President Coolidge — “He looks like he was weaned on a pickle.”

Her cousin, FDR — “Two-thirds mush and one-third Eleanor.”

And her egocentric father — “He wants to be the bride at every wedding, the corpse at every funeral, and the baby at every christening."

During the Depression, a British journalist visiting D.C. noted, “intellectually, spiritually, the city is dominated by the last good thing said by Alice Longworth.” But behind Alice’s wit was a savvy political acumen.

“Alice Longworth never made a speech in her life and never gave an interview,” the New Yorker wrote.  “Yet in her imperceptible way she is one of the most influential women in Washington.  She knows men, measure, and motives; has an understanding grasp of their changes.”

Alice’s notoriety survived her husband’s death in 1931.  And Alice survived breast cancer, political infighting, and feud after feud.  Though a lifelong Republican, she was revered by both parties.  Jimmy Carter later wondered which was worse, “to be skewered by her wit or to be ignored by her."

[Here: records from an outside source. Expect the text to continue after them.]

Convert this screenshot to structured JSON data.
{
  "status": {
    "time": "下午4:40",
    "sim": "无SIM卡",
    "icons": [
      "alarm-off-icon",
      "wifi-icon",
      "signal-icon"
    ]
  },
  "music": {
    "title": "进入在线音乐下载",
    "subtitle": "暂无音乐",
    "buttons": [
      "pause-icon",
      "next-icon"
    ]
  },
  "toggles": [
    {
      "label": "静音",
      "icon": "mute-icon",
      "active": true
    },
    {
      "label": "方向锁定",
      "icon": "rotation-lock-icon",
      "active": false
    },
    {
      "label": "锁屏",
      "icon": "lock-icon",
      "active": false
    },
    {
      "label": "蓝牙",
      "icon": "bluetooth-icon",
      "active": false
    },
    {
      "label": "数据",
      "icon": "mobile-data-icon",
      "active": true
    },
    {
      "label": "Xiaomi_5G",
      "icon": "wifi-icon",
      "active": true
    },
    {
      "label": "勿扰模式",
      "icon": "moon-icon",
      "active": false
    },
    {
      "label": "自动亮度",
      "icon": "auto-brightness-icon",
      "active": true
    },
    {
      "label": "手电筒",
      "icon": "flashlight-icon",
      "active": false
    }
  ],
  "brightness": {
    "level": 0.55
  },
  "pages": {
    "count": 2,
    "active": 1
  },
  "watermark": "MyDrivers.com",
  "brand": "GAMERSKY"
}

From JFK, she “learned how amusing and attractive Democrats could be."  She voted for LBJ and backed her good friend Bobby Kennedy for president in ‘68.  But. . .

At 82, she donned a mask and hobnobbed with celebrities at Truman Capote’s “Black and White Ball.”  Later she survived a second mastectomy.  Though few talked about breast cancer back then, Alice proclaimed herself “Washington’s Only Topless Octogenarian.”

Through the 1970s, this child of the Gilded Age soldiered on.  But eight days after turning 96, Alice died in her D.C. home.  Her granddaughter sat by her, hoping for some final, witty words.  There were none.  Still Alice to the end, “the other Washington monument” simply stuck out her tongue.

Today, when politics is less a blood sport than a middle school shouting match, D.C. could use a little wit. But there was only one Alice..

“I have a simple philosophy,” she often said.  “Fill what’s empty.  Empty what’s full. Scratch where it itches.”